Uno de los problemas de la adopción de la inteligencia artificial es que debe ser con un plan estructural y a largo plazo, pero los actuales órganos de gobierno de las empresas quieren un uso inmediato. Por eso en lugar de ver si los empleados la usan de manera eficiente para cumplir esos objetivos a largo plazo, lo que hacen es obligarles a llegar a unos mínimos de uso aunque no la necesiten. Es un baremo terrible que puede afectar negativamente la productividad, aunque si son listos no es nada terrible. Tan fácil como dejarles haciendo tareas repetitivas en bucle.
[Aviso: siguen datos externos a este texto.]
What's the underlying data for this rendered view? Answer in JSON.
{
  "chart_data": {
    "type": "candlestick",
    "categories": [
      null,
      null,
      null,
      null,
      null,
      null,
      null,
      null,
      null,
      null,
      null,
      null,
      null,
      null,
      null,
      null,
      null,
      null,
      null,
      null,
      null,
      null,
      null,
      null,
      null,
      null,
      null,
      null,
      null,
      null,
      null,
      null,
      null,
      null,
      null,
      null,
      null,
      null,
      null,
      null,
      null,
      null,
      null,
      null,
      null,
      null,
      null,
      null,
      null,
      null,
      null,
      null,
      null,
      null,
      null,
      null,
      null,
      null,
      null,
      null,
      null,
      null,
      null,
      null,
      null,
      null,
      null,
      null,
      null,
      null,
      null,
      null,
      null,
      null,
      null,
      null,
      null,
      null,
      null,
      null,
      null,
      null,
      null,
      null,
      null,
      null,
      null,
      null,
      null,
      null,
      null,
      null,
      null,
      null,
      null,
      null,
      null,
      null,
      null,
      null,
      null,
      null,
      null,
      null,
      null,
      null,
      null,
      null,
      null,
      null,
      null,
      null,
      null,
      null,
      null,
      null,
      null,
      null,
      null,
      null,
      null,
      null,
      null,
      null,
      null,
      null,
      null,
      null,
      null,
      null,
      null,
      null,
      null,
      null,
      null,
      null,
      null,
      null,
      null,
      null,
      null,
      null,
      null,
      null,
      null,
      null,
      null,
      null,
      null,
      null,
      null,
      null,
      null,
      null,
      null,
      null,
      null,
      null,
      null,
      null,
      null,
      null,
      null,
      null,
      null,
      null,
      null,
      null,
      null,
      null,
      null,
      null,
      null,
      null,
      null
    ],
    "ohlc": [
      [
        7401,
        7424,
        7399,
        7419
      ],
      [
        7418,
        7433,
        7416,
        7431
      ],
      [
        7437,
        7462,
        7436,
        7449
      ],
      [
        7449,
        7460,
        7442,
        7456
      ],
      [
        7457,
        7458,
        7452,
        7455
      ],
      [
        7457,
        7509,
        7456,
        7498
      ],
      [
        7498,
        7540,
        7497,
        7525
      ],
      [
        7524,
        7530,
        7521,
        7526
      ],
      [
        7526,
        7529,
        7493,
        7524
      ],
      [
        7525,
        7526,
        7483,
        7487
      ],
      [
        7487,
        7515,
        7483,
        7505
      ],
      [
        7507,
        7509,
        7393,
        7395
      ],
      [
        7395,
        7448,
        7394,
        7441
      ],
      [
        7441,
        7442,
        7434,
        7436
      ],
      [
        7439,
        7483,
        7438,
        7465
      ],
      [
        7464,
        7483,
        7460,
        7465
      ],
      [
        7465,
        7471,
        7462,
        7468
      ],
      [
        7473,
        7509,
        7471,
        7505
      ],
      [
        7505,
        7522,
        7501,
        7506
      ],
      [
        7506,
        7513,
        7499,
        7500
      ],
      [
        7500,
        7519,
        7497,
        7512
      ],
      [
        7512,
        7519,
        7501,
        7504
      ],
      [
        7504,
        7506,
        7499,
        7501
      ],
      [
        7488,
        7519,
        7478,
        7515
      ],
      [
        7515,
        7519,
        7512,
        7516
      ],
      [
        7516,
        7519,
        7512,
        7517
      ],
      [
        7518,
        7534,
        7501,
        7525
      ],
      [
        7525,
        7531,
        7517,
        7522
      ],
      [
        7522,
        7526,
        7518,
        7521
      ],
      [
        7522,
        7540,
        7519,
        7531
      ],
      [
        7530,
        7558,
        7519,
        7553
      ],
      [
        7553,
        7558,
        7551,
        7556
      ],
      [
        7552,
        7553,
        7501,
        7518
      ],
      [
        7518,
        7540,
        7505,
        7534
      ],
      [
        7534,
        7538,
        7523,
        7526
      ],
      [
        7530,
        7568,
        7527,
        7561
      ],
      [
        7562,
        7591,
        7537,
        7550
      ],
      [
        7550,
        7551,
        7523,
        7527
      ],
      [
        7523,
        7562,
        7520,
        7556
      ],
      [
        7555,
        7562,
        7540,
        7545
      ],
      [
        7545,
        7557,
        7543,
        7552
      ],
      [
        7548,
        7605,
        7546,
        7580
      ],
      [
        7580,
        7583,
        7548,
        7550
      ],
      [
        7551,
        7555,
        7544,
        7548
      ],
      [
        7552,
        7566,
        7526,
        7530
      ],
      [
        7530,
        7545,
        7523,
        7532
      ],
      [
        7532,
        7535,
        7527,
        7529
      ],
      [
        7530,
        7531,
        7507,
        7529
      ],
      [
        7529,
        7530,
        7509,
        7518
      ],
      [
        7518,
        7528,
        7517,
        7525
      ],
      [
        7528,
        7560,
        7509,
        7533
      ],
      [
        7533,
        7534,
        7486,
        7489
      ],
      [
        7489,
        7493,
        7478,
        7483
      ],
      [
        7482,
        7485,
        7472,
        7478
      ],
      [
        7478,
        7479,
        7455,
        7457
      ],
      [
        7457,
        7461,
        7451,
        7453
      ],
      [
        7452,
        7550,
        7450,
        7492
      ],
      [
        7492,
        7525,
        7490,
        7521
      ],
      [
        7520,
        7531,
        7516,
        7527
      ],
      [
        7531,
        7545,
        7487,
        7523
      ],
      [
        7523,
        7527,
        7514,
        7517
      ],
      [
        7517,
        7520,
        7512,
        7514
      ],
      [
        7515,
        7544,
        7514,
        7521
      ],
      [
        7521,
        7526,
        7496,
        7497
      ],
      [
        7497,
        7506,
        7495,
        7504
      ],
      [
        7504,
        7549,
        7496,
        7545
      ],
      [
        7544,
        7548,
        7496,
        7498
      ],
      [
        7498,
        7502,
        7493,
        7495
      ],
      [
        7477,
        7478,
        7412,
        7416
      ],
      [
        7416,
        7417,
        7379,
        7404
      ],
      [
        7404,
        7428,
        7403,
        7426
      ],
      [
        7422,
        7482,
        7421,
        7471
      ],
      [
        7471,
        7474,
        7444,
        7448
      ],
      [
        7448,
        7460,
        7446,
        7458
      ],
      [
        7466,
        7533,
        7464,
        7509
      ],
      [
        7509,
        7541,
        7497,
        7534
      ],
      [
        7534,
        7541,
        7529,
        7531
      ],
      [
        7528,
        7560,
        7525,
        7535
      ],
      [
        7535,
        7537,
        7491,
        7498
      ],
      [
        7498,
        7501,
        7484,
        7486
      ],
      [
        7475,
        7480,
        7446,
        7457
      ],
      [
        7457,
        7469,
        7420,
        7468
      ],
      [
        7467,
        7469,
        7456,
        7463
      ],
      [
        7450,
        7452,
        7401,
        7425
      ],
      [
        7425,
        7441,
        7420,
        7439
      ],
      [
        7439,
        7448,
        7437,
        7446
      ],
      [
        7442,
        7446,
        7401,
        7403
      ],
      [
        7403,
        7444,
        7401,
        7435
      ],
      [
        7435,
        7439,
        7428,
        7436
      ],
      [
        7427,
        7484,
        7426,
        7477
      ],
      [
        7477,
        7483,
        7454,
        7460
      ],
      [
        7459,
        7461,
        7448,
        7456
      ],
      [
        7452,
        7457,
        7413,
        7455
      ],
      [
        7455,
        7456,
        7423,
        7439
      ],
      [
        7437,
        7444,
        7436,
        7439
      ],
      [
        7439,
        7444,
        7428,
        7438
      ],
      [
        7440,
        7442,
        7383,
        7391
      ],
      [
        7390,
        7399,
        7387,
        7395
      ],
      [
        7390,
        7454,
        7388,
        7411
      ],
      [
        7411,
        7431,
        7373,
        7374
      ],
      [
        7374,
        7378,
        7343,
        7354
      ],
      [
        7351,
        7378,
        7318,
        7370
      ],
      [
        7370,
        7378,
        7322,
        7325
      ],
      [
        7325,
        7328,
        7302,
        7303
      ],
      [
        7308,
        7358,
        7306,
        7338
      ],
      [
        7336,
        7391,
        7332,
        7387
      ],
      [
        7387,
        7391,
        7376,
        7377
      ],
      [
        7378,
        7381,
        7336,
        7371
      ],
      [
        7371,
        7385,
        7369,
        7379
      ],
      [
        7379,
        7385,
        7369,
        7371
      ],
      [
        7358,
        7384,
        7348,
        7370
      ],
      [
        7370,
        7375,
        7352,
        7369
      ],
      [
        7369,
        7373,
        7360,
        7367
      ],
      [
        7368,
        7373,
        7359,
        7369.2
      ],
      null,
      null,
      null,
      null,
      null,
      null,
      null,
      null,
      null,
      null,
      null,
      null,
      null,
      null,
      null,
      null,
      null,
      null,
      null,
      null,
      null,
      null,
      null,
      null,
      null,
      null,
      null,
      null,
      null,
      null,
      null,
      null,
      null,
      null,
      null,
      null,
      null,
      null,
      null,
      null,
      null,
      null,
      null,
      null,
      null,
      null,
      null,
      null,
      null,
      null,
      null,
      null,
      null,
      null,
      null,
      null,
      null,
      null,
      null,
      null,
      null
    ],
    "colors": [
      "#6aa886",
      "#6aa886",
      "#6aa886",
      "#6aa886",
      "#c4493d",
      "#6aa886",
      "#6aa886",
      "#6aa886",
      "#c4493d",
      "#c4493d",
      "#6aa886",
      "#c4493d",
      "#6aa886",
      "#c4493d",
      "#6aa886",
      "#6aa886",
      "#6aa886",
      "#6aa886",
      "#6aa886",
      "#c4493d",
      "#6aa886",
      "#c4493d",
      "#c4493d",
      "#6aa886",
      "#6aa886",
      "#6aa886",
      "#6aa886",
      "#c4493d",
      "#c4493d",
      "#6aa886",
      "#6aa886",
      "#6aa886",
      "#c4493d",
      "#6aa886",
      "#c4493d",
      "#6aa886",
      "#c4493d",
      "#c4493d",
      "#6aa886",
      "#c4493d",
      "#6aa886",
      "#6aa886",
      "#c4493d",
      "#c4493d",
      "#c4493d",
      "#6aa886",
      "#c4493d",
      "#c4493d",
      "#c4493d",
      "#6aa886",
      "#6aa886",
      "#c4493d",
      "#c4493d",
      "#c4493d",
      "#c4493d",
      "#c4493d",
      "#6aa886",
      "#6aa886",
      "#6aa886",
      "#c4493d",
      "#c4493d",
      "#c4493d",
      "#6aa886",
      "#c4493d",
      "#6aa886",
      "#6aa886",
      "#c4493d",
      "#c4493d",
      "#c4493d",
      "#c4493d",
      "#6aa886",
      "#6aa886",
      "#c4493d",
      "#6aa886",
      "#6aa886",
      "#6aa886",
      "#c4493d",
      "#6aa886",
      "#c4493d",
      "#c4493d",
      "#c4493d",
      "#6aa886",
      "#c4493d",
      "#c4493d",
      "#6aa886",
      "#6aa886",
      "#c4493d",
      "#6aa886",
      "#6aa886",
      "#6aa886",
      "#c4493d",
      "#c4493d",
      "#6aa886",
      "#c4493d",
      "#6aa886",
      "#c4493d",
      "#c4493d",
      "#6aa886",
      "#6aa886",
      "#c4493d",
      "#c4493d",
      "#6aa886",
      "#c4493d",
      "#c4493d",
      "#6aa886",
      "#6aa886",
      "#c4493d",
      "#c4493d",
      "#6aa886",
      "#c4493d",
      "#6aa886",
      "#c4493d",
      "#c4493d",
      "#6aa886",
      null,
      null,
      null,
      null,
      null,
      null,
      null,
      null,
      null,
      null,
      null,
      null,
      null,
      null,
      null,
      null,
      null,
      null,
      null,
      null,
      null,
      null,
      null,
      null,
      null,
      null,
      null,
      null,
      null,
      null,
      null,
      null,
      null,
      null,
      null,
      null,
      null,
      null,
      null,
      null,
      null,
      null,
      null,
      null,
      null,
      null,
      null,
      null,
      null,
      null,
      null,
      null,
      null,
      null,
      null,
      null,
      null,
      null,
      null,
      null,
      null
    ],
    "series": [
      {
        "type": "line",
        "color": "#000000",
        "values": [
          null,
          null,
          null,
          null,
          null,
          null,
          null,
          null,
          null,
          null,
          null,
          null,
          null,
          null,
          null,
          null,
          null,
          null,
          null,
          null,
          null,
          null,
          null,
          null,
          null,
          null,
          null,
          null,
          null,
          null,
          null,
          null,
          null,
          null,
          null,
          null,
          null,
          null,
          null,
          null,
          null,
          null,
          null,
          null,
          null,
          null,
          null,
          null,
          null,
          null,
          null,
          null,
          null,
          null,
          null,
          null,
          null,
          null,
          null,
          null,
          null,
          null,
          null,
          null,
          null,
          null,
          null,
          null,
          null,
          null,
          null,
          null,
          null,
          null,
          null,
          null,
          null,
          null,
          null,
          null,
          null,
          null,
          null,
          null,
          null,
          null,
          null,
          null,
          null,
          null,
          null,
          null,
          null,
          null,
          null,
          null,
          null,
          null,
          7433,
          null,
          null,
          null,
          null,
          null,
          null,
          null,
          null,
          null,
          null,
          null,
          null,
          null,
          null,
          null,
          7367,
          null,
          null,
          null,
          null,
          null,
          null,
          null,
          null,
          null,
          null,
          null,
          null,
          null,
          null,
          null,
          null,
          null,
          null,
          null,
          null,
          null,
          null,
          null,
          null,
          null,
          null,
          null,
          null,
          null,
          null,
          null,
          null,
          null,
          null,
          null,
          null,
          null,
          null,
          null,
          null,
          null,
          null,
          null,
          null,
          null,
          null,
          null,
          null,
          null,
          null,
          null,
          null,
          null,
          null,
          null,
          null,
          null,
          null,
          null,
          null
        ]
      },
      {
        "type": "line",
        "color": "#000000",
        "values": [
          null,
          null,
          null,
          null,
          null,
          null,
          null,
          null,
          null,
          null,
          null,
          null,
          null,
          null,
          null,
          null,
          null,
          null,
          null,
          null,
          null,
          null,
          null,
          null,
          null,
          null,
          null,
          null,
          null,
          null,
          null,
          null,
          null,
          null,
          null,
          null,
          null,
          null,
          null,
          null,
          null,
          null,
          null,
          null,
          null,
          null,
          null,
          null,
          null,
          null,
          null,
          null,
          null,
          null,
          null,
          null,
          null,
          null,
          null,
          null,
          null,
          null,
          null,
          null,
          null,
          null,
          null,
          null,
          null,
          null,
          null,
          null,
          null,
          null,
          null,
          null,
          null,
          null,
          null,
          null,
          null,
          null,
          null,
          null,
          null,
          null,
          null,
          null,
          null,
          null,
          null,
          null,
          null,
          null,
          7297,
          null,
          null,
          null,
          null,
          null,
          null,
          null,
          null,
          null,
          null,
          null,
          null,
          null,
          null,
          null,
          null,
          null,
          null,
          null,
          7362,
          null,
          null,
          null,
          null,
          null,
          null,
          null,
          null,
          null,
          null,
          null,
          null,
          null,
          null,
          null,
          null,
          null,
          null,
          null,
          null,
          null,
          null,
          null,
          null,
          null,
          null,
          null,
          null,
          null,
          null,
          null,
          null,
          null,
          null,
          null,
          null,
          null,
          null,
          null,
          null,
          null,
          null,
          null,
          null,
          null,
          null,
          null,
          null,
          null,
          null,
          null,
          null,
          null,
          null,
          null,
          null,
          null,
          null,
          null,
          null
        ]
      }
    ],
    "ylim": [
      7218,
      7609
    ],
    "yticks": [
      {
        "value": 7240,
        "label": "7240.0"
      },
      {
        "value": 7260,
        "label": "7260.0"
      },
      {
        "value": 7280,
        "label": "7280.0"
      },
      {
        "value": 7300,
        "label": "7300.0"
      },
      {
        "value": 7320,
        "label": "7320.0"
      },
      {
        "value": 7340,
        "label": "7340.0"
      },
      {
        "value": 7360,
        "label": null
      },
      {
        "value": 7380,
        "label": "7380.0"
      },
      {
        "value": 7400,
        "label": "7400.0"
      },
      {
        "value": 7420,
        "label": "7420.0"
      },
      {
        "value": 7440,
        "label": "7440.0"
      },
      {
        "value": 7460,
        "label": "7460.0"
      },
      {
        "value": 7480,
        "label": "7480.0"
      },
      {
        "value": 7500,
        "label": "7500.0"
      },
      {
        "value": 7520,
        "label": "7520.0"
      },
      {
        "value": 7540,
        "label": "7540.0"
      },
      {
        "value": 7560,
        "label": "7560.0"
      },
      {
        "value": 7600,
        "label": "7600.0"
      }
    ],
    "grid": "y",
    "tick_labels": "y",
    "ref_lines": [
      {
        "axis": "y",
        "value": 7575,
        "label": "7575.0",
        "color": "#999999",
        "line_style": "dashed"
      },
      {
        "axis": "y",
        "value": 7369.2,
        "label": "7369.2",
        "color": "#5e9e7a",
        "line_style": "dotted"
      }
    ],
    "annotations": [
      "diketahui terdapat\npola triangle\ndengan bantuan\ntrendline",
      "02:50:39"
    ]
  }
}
El caso es que hay empleados de Amazon que han admitido que usan IA innecesariamente para cumplir con cuotas de uso.

Así que Amazon se une a informaciones similares procedentes de Meta o Microsoft, pero que probablemente vaya en la línea de entrenar a las IA en las tareas cotidianas de los empleados para luego despedirlos. Al final no es una cuota para justificar la inversión de su adopción, sino esta fina ironía de estar entrenando a la IA por la que te van a despedir. Que eso ya ha ocurrido en el último año, y va a seguir ocurriendo porque gran parte del trabajo de oficina es totalmente automatizable por inteligencias artificiales. También parte del de ingeniería, y casi totalmente el de codificación.

Vía: Tom's Hardware.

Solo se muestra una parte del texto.